Brown showed flashes last season of why the Ravens selected him in the first round, as he tied a franchise rookie record with seven touchdown catches despite playing with a screw in his left foot after undergoing Lisfranc surgery less than a year earlier. One of Brown's trainers, P.J. Quarrie, said Ravens fans have yet to see the real Brown.
"Interviews with three trainers who've worked with Brown this offseason depict a player hell-bent on domination and healthy enough at last to do it," Shaffer wrote. "He is stronger and faster now, a more complete receiver. But it is not the made-for-social-media highlights that have left them awed; it is Brown's complete commitment to reconstructing his body, almost from the ground up."
Quarrie said his early sessions with Brown focused on building strength back up in his foot.
"We took it all the way back to, like, basic walking," Quarrie said. "Walking stuff, proper way to move, building it up, and then you're going from there."

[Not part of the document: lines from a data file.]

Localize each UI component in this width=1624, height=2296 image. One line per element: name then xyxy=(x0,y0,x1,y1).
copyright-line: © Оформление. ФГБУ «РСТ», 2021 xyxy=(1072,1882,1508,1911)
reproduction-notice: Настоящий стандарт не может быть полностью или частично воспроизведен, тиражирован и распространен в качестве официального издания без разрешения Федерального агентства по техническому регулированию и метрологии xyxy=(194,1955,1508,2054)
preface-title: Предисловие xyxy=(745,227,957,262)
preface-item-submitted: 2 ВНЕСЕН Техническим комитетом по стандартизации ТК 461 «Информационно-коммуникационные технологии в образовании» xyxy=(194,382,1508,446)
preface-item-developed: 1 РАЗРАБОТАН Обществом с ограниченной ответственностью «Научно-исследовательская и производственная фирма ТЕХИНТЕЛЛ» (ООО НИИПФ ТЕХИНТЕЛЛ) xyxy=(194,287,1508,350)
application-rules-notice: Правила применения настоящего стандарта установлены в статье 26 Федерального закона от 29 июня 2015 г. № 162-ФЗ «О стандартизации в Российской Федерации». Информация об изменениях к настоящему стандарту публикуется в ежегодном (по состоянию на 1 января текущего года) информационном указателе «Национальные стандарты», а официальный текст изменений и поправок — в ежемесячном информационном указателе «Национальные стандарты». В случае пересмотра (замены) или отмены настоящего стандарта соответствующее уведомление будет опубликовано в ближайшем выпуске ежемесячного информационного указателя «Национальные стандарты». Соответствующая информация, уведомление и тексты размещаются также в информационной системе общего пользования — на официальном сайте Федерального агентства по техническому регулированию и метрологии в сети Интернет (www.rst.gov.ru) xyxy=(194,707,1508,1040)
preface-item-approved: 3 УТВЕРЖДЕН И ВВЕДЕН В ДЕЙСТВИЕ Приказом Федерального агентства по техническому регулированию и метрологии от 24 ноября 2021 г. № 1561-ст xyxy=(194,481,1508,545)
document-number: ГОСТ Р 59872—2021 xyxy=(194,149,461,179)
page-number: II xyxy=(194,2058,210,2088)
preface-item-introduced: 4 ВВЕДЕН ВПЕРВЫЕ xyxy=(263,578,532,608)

Brown progressed quickly. The next step was to get faster, or at least as fast as he was prior to the surgery. To that end, Brown worked with Daniel Harper, a high school track coach and coach of a club team. Harper put Brown through drills that focused on running uphill.
"During one workout set, Harper had Brown climb the first hill with one foot — the bottom half with his left, the upper half with his right, no stops allowed," Shaffer wrote. "It was like asking someone to climb a staircase with a stubbed toe."
As is evident by Brown's physical appearance in his videos, he's also bulked up. After playing at around 170 pounds at Oklahoma, the 5-foot-9 Brown told Bleacher Report he was down to 157 at one point last season. Now he's a "solid" 180, Quarrie said.
Harper also has served as Brown's strength and conditioning coach and nutritionist.
"Brown's vein-popping, eye-catching physique has been rigorously sculpted, the product of both open (bench press) and closed (back squat) kinetic-chain workouts," Shaffer wrote.
Harper said there are "no vanity exercises; every movement has a functional application."
"Say Brown needs to beat press coverage against a bigger cornerback," Shaffer wrote. "Harper's had him set up in a push-up position, his hands cupping a medicine ball. The goal isn't just to go down and up; it's to explode over a nearby 6-inch hurdle, absorb the impact, do another medicine ball push-up, then explode back over the same hurdle, again and again."
Said Quarrie: "He's doing it the right way. His body understands, 'OK, I got this extra 15 on, but we know how to move with it.' And it doesn't look like he has lost one step. If anything, he's more explosive and maybe even faster at 180."